How-to sharpen your mind and energy levels via ROS reduction

This article discusses how you can sharpen your mind and increase energy levels at any age, while minimizing effects of Reactive Oxydative Stress (ROS) and ATP (adenosine triphosphate)--prolonging effects of demyelinating disease on everyday brain and body function.

Role of Reactive Oxidative Stress (ROS) and its reduction

Bhat Bu-Yang-Huan-Wu Decoction (BYHWD) may combat Alzheimer's disease (AD) pathology and other neurodegenerative diseases, and their early onset, by reducing amyloid-beta (Aβ) plaques and formation, and addressing related energy deficits. AD pathology is associated with reduced levels of adenosine triphosphate (ATP), the primary energy carrier in cells. 
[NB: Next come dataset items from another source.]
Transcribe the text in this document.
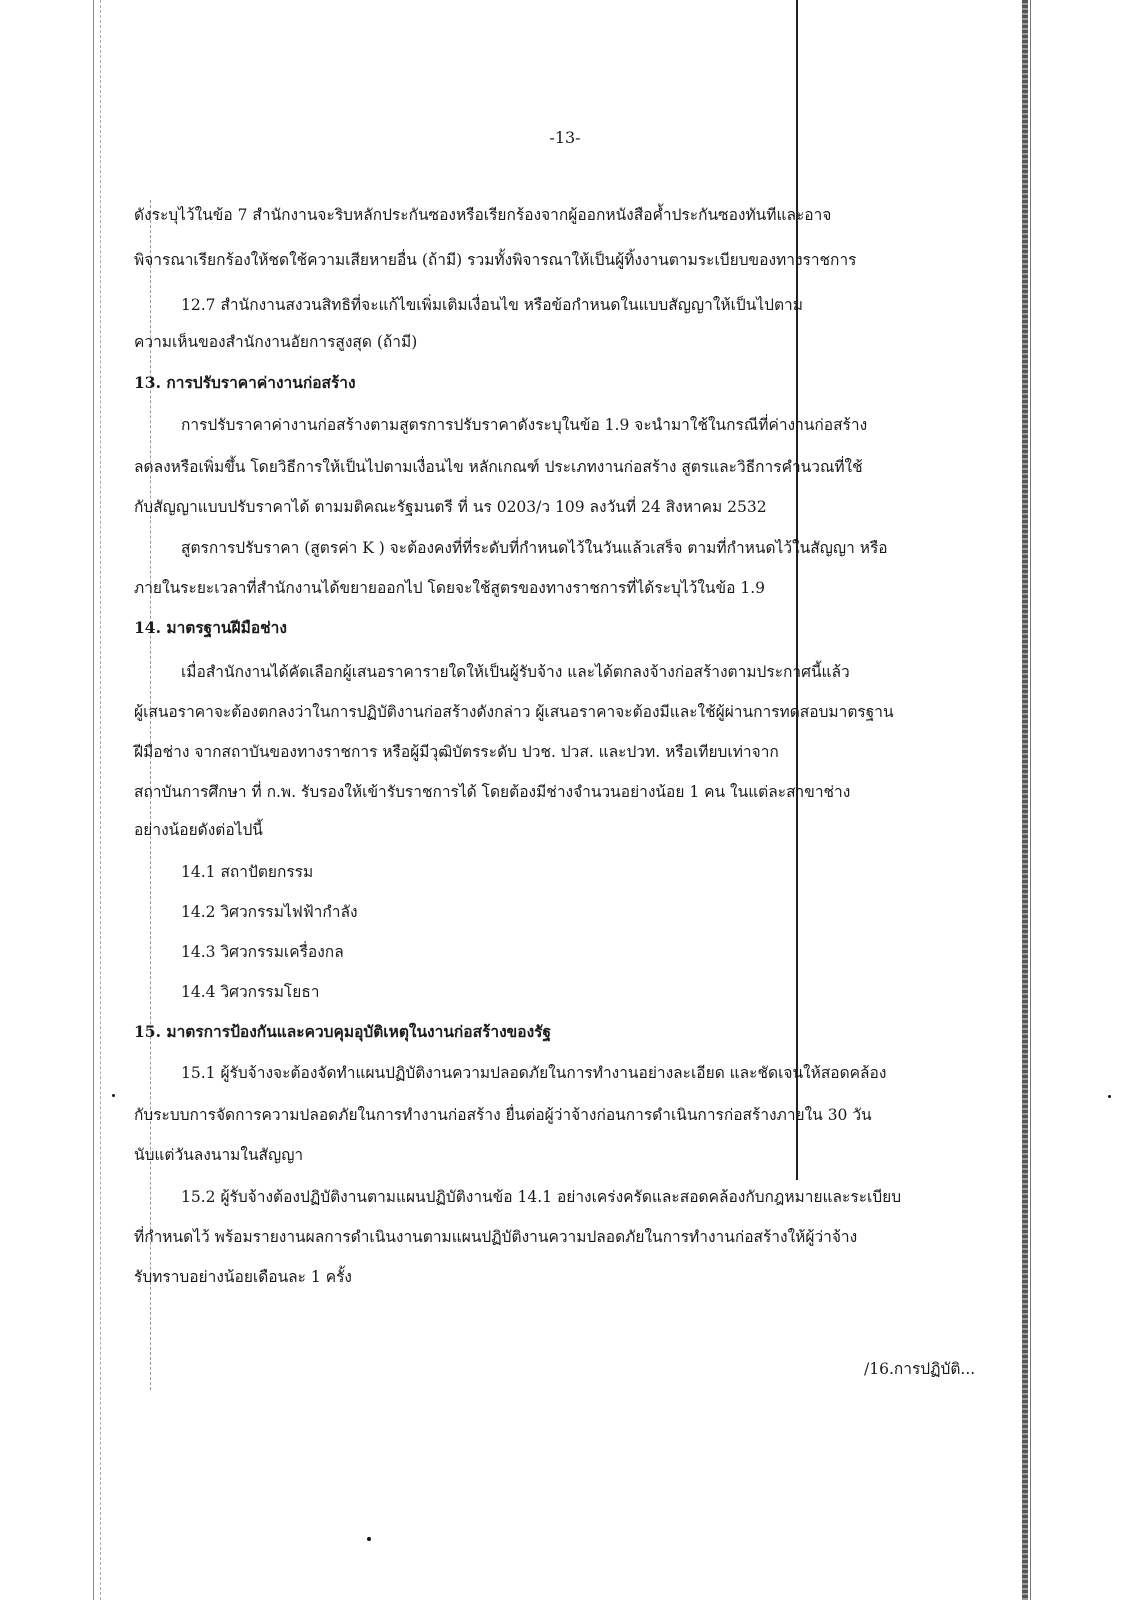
-13-
ดังระบุไว้ในข้อ 7 สำนักงานจะริบหลักประกันซองหรือเรียกร้องจากผู้ออกหนังสือค้ำประกันซองทันทีและอาจ
พิจารณาเรียกร้องให้ชดใช้ความเสียหายอื่น (ถ้ามี) รวมทั้งพิจารณาให้เป็นผู้ทิ้งงานตามระเบียบของทางราชการ
12.7 สำนักงานสงวนสิทธิที่จะแก้ไขเพิ่มเติมเงื่อนไข หรือข้อกำหนดในแบบสัญญาให้เป็นไปตาม
ความเห็นของสำนักงานอัยการสูงสุด (ถ้ามี)
13. การปรับราคาค่างานก่อสร้าง
การปรับราคาค่างานก่อสร้างตามสูตรการปรับราคาดังระบุในข้อ 1.9 จะนำมาใช้ในกรณีที่ค่างานก่อสร้าง
ลดลงหรือเพิ่มขึ้น โดยวิธีการให้เป็นไปตามเงื่อนไข หลักเกณฑ์ ประเภทงานก่อสร้าง สูตรและวิธีการคำนวณที่ใช้
กับสัญญาแบบปรับราคาได้ ตามมติคณะรัฐมนตรี ที่ นร 0203/ว 109 ลงวันที่ 24 สิงหาคม 2532
สูตรการปรับราคา (สูตรค่า K ) จะต้องคงที่ที่ระดับที่กำหนดไว้ในวันแล้วเสร็จ ตามที่กำหนดไว้ในสัญญา หรือ
ภายในระยะเวลาที่สำนักงานได้ขยายออกไป โดยจะใช้สูตรของทางราชการที่ได้ระบุไว้ในข้อ 1.9
14. มาตรฐานฝีมือช่าง
เมื่อสำนักงานได้คัดเลือกผู้เสนอราคารายใดให้เป็นผู้รับจ้าง และได้ตกลงจ้างก่อสร้างตามประกาศนี้แล้ว
ผู้เสนอราคาจะต้องตกลงว่าในการปฏิบัติงานก่อสร้างดังกล่าว ผู้เสนอราคาจะต้องมีและใช้ผู้ผ่านการทดสอบมาตรฐาน
ฝีมือช่าง จากสถาบันของทางราชการ หรือผู้มีวุฒิบัตรระดับ ปวช. ปวส. และปวท. หรือเทียบเท่าจาก
สถาบันการศึกษา ที่ ก.พ. รับรองให้เข้ารับราชการได้ โดยต้องมีช่างจำนวนอย่างน้อย 1 คน ในแต่ละสาขาช่าง
อย่างน้อยดังต่อไปนี้
14.1 สถาปัตยกรรม
14.2 วิศวกรรมไฟฟ้ากำลัง
14.3 วิศวกรรมเครื่องกล
14.4 วิศวกรรมโยธา
15. มาตรการป้องกันและควบคุมอุบัติเหตุในงานก่อสร้างของรัฐ
15.1 ผู้รับจ้างจะต้องจัดทำแผนปฏิบัติงานความปลอดภัยในการทำงานอย่างละเอียด และชัดเจนให้สอดคล้อง
กับระบบการจัดการความปลอดภัยในการทำงานก่อสร้าง ยื่นต่อผู้ว่าจ้างก่อนการดำเนินการก่อสร้างภายใน 30 วัน
นับแต่วันลงนามในสัญญา
15.2 ผู้รับจ้างต้องปฏิบัติงานตามแผนปฏิบัติงานข้อ 14.1 อย่างเคร่งครัดและสอดคล้องกับกฎหมายและระเบียบ
ที่กำหนดไว้ พร้อมรายงานผลการดำเนินงานตามแผนปฏิบัติงานความปลอดภัยในการทำงานก่อสร้างให้ผู้ว่าจ้าง
รับทราบอย่างน้อยเดือนละ 1 ครั้ง
/16.การปฏิบัติ...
Addressed in this research is the following:

What diseases and symptoms show signs of amyloid plaques?

How are the brain plaques identified?

What signs identify ROS buildup?

What is known about amyloid plaque loads and disease?

How can we dissolve amyloid plaque loads?

What diseases show brain plaques on MRI?

What is known about years of stress and its affect upon onset AD?

What can potentially assist individuals with early AD pathology?

What happens when you do nothing to mediate your stress?

Neurogenerative diseases & Amyloid plaques

Neurogenerative diseases potentially caused by reactive oxidative stress (ROS) effects on the body perpetuate amyloid plaque loads in the body’s central nervous system. Chronic levels of stress, manifest as ROS, refers to the total amount or burden of amyloid plaques. These abnormal deposits of the beta-amyloid (Aβ) peptide, affect the the brain. Plaques can be assessed by MRIs or PET scans. A higher amyloid plaque load is associated with neurodegenerative diseases. So how can one reverse the effects of ROS?

Bu-Yang-Huan-Wu (BYHW) decoction & Brain Plaques

• Reduces amyloid plaque load: BYHWD has been shown to reduce the buildup of Aβ plaques in the brains of mice with AD-like pathology.

• Modulates the gut-brain axis: A recent study demonstrated that BYHWD improved cognitive function and reduced Aβ plaque deposition in mouse models by altering gut microbiota. This, in turn, suppressed a signaling pathway (C/EBPβ–AEP) that contributes to AD pathology.

• Inhibits Aβ transport across the blood-brain barrier (BBB): BYHWD may reduce plaque formation by regulating Aβ transport across the BBB. It decreases the expression of the inward transporter RAGE and increases the outward transporter LRP1, effectively clearing Aβ from the brain.

• Alleviates Aβ-induced inflammation: BYHWD's action on the gut-brain axis and other pathways also helps reduce the neuroinflammation that is often a side effect of Aβ accumulation. 

ATP and its role in AD

• ATP decline is a hallmark of AD: Studies using mouse models of AD have shown significantly reduced ATP levels in brain tissue, suggesting that mitochondria—the primary producers of ATP—are failing to maintain cellular energy.

• ATP fuels brain function: The brain is highly energy-demanding and relies on ATP for everything from maintaining cellular structures to neuronal communication.

• Extracellular ATP as an inflammatory signal: While intracellular ATP is vital for energy, ATP that accumulates outside of cells acts as a pro-inflammatory molecule. In AD, this can trigger inflammation mediated by receptors like P2X7, further damaging neurons.

• Impaired ATP synthase: Research suggests that ATP synthase, the enzyme complex that generates ATP, is impaired in AD brains. 

Potential links between BYHWD, ATP, and plaques

While specific studies directly linking all three elements are still developing, existing research points to a potential chain of events:

1. BYHWD modulates cellular energy pathways: Studies have found that BYHWD improves overall energy metabolism and mitochondrial function.

2. This modulation increases ATP production: By improving mitochondrial function and reducing oxidative stress, BYHWD can help increase the production of ATP. This counters the energy deficit that contributes to AD pathology.

3. Increased ATP supports anti-plaque mechanisms: Higher ATP levels provide the necessary energy for cellular processes that help manage and clear Aβ plaques. These include processes like active transport across the BBB and maintaining the integrity of synapses and other cellular structures.

4. Overall effect: By addressing both the energy deficit (ATP) and the amyloid pathology (plaques), BYHWD could offer a multi-faceted approach to mitigating the damage seen in Alzheimer's disease.